Die Voraussetzung für eine Scheidung bei einer kürzeren Trennungszeit als einem Jahr liegt vor, wenn es einem der Ehepartner völlig unzumutbar ist, noch länger mit dem anderen Ehepartner verheiratet zu sein, und wenn es ihm auch nicht zugemutet werden kann, das Trennungsjahr abzuwarten. Solche Umstände liegen vor, wenn der Ehegatte misshandelt oder schwer gekränkt wurde, wenn beide Ehegatten bereits in einer neuen festen Beziehung leben, wenn die Ehefrau von einem anderen Mann schwanger ist, wenn der andere Ehegatte Alkoholiker oder drogenabhängig ist, oder bei sexueller Erniedrigung durch den anderen Ehegatten.
Ein Härtefall liegt nicht vor, wenn sich der andere Ehegatte “nur” besonders lieblos verhalten hat, einen neuen Partner hat oder ähnliches. Solche Gründe sind keine ungewöhnlichen Härtefallgründe. Es ist leider normal, dass es im Zuge der Trennung zu persönlichen Auseinandersetzungen und Enttäuschungen kommt. Der Umstand, dass ein Ehegatte eine neue Beziehung hat, ist bekanntlich kein seltener Ausnahmefall.

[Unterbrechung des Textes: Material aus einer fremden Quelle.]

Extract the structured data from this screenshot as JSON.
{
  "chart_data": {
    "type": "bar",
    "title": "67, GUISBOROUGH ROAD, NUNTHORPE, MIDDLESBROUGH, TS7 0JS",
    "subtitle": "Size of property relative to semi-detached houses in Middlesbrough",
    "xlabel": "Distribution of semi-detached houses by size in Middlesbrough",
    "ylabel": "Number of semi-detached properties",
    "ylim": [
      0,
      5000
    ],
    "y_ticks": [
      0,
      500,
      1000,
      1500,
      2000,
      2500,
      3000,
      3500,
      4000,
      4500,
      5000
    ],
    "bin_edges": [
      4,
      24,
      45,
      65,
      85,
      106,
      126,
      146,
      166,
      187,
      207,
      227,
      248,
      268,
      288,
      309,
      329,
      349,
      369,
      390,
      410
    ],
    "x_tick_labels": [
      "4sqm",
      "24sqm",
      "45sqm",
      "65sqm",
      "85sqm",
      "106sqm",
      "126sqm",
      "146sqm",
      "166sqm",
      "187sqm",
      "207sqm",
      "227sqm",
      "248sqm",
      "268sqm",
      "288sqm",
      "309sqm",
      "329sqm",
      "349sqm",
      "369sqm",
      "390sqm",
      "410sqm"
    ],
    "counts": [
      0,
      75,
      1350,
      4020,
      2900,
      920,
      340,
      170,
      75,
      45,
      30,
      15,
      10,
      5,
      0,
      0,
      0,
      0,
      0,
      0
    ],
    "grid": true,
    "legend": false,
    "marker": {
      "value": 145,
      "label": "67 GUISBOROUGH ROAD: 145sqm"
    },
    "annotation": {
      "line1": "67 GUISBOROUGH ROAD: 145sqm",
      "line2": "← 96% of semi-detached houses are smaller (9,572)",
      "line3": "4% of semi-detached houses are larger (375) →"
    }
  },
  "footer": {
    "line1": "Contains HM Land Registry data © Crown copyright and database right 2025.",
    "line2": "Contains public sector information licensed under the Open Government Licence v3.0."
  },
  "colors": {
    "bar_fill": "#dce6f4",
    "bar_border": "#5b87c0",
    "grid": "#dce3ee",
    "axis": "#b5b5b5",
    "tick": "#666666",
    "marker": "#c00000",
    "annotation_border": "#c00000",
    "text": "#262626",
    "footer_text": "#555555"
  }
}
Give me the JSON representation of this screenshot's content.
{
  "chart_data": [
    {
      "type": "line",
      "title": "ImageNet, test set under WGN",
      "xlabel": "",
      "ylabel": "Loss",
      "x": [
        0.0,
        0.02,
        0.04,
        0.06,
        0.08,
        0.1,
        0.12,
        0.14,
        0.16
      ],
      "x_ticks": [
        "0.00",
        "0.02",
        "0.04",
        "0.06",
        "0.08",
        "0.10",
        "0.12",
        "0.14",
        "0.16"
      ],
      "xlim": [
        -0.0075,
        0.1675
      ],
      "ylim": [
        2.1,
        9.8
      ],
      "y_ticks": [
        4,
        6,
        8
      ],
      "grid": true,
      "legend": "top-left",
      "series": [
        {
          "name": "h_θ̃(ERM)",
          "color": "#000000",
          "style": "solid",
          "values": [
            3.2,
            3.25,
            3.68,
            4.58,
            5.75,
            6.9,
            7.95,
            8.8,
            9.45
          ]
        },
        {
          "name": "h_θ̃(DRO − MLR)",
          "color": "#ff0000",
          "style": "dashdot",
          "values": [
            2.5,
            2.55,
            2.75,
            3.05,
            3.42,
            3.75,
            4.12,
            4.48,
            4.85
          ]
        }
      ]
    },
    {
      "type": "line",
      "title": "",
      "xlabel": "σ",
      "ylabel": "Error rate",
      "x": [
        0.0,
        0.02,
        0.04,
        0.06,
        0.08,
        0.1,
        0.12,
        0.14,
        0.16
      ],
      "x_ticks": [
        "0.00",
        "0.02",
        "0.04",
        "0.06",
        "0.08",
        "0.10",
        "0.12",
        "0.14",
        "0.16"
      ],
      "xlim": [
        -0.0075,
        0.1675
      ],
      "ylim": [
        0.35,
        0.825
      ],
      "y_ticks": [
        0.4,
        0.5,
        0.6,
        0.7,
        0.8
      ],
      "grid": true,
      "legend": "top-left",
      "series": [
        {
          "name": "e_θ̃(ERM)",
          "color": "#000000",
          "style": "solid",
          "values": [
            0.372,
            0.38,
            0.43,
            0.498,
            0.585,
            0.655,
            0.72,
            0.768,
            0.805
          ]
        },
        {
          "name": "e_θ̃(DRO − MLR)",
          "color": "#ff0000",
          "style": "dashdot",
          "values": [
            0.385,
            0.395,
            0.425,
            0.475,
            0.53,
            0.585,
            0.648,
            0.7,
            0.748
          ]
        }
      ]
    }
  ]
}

Es muss sich immer um einen Umstand handeln, der “in der Person des anderen Ehegatten” vorliegt, wie es das Gesetz formuliert. Der Härtefall muss also vom anderen Ehegatten verursacht worden sein, nicht vom Antragsteller selber. Deshalb kann zum Beispiel nicht derjenige Ehegatte eine schnelle Scheidung verlangen, der selbst mit einem neuen Lebenspartner zusammenlebt (es sei denn, der andere Ehegatte hat auch einen neuen festen Partner). In solchen Fällen sollten sich die Eheleute einigen, dass jeweils der andere Ehegatte den Scheidungsantrag stellt.
Wichtige Anmerkung: Die Gerichte sind meist sehr streng bei der Prüfung, ob ein solcher “Härtefall” vorliegt. Es kommt sehr selten vor, dass ein solcher “Härtefall” akzeptiert wird. Selbst bei Fällen häuslicher Gewalt haben wir erlebt, dass Richter keinen “Härtefall” anerkannt haben. Daher ist es immer schwierig, wegen eines Härtefalls eine Scheidung weit vor Ablauf des Trennungsjahres zu beantragen. In der Praxis behaupten Eheleute manchmal, sie seien bereits seit einem Jahr getrennt, obwohl das nicht stimmt. Das Gericht kann dies praktisch nie nachprüfen und muss sich auf die mündlichen Angaben der Eheleute verlassen.
Das Trennungsjahr kann also in bestimmten Fällen umgangen werden. Es gibt Möglichkeiten, die Scheidung schneller einzureichen, jedoch sollten die rechtlichen Vorschriften beachtet und mögliche Konsequenzen bedacht werden. Überlege gut, welche Option für dich die beste ist und gehe behutsam vor.